After school I also came back for another hour and a half, and began laying out out the electronics in the case.  The case turned out to be much smaller in-person than I was expecting (I hope everything fits).

I spent the hour and a half drawing a few templates and using the nibbler tool to cut (mostly) straight edges.  It occurred to me I should file the edges straight and clean (a task for next week).  And that rounded out the week.

Thus far all goes well with my robot, and I'm making good progress as the deadline of September 15th fast approaches.

Anyway, thats all the rambling I have for now.



Tuesday, August 28, 2012

Hello World

Hello World!

My name is Andrew Rosenblum and I'm a high school Senior in Virginia.  This is my first post on my blog that will accompany me through my journey in Hardware & software engineering.  Throughout the year I will undertake a variety of projects encompassing mostly iOS and Arduino development.

My first project will be to enter the $10 African Robot Challenge, which will require me to build an education themed robot for approximately $10.  The idea stems from students in Africa who already use expensive lego robot kits.  These kits cost $280, which means most districts can only afford one kit., which must be shared among the various classes in multiple schools.  So in order to make technology more ubiquitous in African education, the challenge is to build a $10 robot.  For the prototype version I will build, I'm allowed a maximum budget of $100 (and from my planning I'm squeezing pennies under this limit).

I'm planning on building a simple math game/primitive Gameboy for use by younger children to learn simple arithmetic.  This game will follow the general idea of an iOS app I've already created called Math Player (from which I plan on stealing some of the code I've already written - Oh the power of C programming languages!).

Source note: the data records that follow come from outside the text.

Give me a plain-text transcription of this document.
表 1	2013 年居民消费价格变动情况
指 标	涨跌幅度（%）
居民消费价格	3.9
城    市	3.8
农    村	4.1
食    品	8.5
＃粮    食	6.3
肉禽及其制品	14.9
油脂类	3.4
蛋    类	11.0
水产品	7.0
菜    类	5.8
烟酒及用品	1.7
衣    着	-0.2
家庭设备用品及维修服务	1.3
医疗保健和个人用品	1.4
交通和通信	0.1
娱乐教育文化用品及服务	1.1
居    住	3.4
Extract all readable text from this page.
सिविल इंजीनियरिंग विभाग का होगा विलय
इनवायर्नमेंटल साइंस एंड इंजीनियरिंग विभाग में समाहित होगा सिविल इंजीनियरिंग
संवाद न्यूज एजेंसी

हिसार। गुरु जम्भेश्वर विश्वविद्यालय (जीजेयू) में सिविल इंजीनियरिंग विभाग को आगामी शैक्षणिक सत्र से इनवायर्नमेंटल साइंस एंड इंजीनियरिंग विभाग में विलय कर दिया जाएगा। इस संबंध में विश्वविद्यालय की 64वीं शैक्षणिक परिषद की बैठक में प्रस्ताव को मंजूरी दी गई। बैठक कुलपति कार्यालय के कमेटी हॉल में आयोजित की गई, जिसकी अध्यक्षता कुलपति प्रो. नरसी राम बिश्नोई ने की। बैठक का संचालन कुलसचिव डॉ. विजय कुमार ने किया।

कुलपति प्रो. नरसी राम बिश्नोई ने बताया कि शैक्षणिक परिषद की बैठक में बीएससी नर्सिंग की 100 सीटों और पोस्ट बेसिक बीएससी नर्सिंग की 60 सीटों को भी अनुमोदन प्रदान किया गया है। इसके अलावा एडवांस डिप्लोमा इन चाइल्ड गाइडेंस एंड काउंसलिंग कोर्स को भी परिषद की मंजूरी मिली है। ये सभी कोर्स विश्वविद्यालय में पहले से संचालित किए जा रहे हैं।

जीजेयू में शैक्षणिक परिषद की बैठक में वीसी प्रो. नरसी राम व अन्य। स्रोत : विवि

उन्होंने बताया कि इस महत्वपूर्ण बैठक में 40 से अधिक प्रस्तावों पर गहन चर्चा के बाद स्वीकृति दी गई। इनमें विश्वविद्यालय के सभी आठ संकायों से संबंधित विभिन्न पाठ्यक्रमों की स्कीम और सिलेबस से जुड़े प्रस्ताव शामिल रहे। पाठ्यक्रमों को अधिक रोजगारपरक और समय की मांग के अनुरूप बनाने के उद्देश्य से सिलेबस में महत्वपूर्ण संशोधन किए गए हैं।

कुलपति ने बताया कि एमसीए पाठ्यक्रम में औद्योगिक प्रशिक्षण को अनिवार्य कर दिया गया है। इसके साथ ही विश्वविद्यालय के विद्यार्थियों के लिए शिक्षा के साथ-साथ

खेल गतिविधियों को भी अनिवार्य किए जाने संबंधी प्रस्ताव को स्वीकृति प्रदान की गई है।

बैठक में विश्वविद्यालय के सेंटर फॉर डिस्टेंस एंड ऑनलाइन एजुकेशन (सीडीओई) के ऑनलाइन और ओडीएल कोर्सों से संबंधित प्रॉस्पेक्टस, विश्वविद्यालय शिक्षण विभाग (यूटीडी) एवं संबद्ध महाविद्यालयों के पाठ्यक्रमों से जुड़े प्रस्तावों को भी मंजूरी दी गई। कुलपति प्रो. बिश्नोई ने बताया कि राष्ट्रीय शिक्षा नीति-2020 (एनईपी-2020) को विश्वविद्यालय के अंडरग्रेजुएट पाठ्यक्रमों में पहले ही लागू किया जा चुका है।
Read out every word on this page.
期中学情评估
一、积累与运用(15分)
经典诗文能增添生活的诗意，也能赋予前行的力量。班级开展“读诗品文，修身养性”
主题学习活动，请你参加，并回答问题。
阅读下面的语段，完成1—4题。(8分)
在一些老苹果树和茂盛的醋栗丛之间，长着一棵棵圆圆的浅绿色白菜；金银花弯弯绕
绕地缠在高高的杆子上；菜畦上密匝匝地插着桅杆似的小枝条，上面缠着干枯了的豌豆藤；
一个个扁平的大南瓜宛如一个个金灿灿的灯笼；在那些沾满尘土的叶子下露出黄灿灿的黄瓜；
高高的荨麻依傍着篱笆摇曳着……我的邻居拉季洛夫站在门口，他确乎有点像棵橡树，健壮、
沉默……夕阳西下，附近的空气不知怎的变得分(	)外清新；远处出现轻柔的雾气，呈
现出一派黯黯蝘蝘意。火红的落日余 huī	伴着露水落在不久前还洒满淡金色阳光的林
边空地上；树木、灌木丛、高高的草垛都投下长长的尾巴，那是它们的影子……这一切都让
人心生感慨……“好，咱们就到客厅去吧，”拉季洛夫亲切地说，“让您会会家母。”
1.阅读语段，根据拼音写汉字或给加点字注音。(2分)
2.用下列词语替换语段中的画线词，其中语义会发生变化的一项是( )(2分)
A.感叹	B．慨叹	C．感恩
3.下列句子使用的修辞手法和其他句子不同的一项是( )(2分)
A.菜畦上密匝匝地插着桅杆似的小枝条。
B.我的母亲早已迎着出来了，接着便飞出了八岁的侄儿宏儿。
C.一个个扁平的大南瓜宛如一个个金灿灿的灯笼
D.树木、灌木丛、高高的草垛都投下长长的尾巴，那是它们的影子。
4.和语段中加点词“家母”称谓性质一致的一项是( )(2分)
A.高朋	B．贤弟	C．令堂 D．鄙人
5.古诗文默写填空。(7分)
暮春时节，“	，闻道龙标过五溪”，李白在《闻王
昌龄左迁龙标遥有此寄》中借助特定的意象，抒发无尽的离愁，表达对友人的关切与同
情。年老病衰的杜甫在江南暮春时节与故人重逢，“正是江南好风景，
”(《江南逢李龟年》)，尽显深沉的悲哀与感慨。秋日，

This project will be my primary focus for the first few weeks of this class because the robot is due September 15th!

Once this project is completed, I have a slew of other ideas to explore, including

  • An update to the Cape Henry App
  • A unified database for Cape Henry to track Community Service
  • A stock Market Game App (to improve upon the Virginia Economic Education Council's website
  • A Chris Skinner App
  • An Arduino based Jeopardy style Game Controller
  • Explore the possibilities of Arduino/iOS connections (both wired and wireless)
  • An iOS/Arduino controlled car
This list is a great starting point as I go forward in this class.

I hope to keep this blog updated at least once every week.